Présentation :

Le français fonde depuis des siècles l’unité nationale et l’égalité des citoyens devant la loi. Cette position de langue officielle a été renforcée en 1992 par l’affirmation , dans l’article 2 de la Constitution, que la langue de la République est le français.

Pour leur part, les langues régionales font partie du patrimoine de la Nation.

En décembre 1998, les ministres de l’Education Nationale et de la Culture ont confié au professeur Bernard Cerquiglini, alors directeur de l’Institut national de la langue française, une mission consistant à établir, sur des bases scientifiques, une liste des langues parlées par des citoyens français sur le territoire de la République et correspondant aux critères de la Charte européenne des langues régionales ou minoritaires du conseil de l’Europe. Sur la base de ce rapport, en prenant des critères très larges, on recense plus de 75 langues dont cinquante cinq dans les DOM-TOM ; il inclut notamment les langues d’oïl et des langues non territorialisées : romani, yiddish, arménien occidental, judéo-espagnol, arabe maghrébin, berbère.

La perspective de la signature par la France de cette Charte a provoqué un vif débat dans l’opinion et dans la presse, entre partisans et adversaires de la reconnaissance des langues régionales. La Charte européenne a été signée par le Gouvernement le 7 mai 1999, lors des cérémonies du cinquantième anniversaire du Conseil de l’Europe à Budapest. En juin 1999, le Conseil Constitutionnel, consulté par le Président de la République dans la perspective de la ratification de la Charte par le Parlement, a déclaré celle-ci contraire à la Constitution.

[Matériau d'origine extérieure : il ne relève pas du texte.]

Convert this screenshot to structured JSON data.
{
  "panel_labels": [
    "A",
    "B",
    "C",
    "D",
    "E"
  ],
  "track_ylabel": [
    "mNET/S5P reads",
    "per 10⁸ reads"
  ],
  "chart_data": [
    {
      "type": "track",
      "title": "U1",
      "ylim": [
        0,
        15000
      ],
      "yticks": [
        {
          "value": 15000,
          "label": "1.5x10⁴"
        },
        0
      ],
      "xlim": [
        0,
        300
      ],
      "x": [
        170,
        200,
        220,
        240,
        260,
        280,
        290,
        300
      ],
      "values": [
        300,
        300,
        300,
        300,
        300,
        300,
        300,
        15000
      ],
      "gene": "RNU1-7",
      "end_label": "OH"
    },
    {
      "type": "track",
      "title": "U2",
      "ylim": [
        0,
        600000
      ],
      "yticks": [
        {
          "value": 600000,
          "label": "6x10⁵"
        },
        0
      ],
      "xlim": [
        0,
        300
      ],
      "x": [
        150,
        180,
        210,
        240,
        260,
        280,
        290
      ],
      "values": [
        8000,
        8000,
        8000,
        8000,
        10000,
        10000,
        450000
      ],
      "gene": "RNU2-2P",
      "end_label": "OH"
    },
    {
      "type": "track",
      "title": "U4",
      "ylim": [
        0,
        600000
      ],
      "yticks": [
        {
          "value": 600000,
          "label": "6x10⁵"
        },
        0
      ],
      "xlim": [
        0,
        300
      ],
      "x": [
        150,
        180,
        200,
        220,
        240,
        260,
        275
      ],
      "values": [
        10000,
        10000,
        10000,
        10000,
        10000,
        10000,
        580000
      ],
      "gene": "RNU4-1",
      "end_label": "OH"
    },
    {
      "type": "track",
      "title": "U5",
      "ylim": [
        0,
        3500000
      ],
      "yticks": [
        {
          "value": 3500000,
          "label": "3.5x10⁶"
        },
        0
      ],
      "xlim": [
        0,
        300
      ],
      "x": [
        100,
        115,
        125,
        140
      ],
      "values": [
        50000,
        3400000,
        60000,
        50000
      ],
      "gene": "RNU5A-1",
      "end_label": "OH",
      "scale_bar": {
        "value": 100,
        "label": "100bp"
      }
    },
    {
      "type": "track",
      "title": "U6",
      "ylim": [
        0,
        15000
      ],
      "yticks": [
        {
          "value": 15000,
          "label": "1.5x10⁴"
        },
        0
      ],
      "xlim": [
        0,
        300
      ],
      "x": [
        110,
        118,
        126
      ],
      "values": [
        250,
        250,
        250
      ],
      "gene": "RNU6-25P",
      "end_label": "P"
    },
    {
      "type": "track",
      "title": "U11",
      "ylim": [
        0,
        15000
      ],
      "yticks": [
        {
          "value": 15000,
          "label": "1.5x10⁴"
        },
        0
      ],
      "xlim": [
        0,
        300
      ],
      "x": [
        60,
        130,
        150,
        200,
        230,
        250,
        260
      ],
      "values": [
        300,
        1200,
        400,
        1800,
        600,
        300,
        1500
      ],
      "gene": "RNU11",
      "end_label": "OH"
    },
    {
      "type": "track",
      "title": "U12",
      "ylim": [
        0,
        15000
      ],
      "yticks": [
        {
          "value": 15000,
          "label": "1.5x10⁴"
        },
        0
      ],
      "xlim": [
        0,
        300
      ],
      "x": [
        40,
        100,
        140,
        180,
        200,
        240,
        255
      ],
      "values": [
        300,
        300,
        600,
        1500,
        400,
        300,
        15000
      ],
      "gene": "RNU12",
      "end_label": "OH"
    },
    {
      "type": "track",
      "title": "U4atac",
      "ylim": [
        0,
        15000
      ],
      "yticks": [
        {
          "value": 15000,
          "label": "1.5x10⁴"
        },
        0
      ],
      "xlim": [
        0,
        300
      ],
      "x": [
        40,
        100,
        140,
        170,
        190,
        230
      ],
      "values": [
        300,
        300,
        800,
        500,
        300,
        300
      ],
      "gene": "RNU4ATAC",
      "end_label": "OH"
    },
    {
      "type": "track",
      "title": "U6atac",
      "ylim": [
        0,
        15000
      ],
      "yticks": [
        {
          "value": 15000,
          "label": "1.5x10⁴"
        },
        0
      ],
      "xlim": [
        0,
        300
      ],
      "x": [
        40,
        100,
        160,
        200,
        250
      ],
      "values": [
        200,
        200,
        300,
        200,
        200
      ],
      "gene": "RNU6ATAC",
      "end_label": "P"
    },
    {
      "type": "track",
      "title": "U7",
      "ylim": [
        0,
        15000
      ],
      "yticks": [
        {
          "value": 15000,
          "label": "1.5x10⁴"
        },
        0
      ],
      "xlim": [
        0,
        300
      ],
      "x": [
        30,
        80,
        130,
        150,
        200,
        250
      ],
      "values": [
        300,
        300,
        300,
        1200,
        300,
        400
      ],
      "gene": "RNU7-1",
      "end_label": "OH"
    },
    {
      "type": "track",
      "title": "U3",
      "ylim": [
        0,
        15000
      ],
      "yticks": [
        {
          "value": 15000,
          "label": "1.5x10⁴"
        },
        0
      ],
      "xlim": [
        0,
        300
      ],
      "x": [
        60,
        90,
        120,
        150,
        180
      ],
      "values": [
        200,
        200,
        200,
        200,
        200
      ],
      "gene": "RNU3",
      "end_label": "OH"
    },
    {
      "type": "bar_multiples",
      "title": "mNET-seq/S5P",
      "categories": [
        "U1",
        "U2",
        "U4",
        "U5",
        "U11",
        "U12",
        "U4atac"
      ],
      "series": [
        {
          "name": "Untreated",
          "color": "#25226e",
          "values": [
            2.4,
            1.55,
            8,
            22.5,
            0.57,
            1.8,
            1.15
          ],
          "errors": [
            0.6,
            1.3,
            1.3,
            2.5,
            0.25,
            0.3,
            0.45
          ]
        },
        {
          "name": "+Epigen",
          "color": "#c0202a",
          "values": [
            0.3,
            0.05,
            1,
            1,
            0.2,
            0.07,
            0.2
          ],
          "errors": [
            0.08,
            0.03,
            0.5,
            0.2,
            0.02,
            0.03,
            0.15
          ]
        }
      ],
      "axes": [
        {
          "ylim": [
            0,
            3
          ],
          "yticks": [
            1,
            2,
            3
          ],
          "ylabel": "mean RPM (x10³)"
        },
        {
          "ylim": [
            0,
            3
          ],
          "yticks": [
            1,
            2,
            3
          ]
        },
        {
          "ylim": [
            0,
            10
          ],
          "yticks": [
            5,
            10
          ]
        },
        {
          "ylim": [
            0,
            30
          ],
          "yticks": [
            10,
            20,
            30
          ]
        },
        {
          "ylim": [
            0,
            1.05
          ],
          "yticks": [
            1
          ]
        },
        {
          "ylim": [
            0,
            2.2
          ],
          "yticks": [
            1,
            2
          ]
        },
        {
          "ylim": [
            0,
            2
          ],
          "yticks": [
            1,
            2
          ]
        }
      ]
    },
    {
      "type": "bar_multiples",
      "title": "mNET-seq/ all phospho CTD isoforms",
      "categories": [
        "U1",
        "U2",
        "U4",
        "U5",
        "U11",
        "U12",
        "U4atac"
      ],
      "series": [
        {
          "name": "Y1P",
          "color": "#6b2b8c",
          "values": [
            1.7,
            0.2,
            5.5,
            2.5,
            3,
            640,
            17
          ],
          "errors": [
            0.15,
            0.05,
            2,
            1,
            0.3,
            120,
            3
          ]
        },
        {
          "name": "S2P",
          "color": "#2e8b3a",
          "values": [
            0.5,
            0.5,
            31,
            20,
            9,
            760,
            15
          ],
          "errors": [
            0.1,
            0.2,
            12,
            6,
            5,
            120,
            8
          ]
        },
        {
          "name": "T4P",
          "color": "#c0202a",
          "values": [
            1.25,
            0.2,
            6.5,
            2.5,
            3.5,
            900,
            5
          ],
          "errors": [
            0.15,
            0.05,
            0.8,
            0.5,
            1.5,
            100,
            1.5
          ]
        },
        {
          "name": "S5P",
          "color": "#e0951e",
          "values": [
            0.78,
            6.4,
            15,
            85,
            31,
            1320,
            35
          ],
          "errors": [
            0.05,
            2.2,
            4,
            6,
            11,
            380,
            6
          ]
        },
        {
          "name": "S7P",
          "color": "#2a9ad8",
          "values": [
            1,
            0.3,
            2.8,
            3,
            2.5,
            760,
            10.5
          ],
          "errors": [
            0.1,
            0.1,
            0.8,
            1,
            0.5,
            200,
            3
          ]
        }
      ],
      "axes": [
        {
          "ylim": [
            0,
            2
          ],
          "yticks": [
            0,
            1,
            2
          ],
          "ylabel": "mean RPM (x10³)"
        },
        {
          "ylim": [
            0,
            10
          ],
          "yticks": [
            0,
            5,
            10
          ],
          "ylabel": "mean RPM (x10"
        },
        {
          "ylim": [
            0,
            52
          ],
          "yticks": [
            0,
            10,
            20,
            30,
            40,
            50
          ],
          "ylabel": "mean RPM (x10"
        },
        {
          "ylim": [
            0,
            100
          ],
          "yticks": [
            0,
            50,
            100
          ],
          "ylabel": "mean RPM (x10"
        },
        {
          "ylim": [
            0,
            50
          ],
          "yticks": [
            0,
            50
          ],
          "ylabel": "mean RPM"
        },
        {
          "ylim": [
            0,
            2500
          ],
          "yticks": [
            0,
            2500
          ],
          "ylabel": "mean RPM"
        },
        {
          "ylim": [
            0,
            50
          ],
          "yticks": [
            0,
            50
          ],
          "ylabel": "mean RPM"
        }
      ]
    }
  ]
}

Le Conseil Constitutionnel a estimé qu’aucun des 39 engagements souscrits par la France au titre de la partie III de la Charte (sur un total de 98, un minimum de 35 étant requis) n’était inconstitutionnel, les actions actuellement conduites par la France en faveur des langues régionales étant d’ores et déjà conformes à la plupart de ces engagements. En revanche, il a estimé contraire aux normes constitutionnelles le préambule qui proclame un « droit imprescriptible » à pratiquer une langue régionale ou minoritaire, non seulement dans la « vie privée » mais également dans la « vie publique », ainsi que certaines dispositions de la partie II, que tout Etat signataire est tenu d’appliquer, « en ce qu’elles tendent à conférer des droits spécifiques à des groupes linguistiques à l’intérieur des territoires dans lesquels ces langues sont pratiquées ».

Cette décision n’empêche pas, toutefois, dans le cadre des principes constitutionnels, de reconnaître aux langues régionales leur place dans le patrimoine et dans la vie culturelle de la Nation .

La délégation générale à la langue française et aux langues de France est chargée de coordonner la politique culturelle en faveur des langues régionales ou minoritaires , d’en assurer la sauvegarde et la valorisation, et d’élaborer les axes d’actions qui seront mis en oeuvre par les directions régionales des affaires culturelles.

La politique mise en oeuvre dès l’an 2000 par le ministère de la culture et pour laquelle des crédits spécifiques ont été inscrits au budget, est centrée sur les priorités suivantes : la collecte, la conservation et la valorisation du patrimoine linguistique oral ou écrit ; l’aide à l’édition et à la publication en langues régionales ou minoritaires ; l’aide à l’équipement linguistique (grammaires, dictionnaires, manuels, travaux de terminologie) là où le besoin s’en fait sentir ; l’observation des pratiques linguistiques. Par ailleurs, dans les secteurs où la langue est un vecteur de la création artistique (théâtre, chanson, audiovisuel...), l’action du ministère s'oriente dans le sens d’une meilleure prise en compte des langues de France.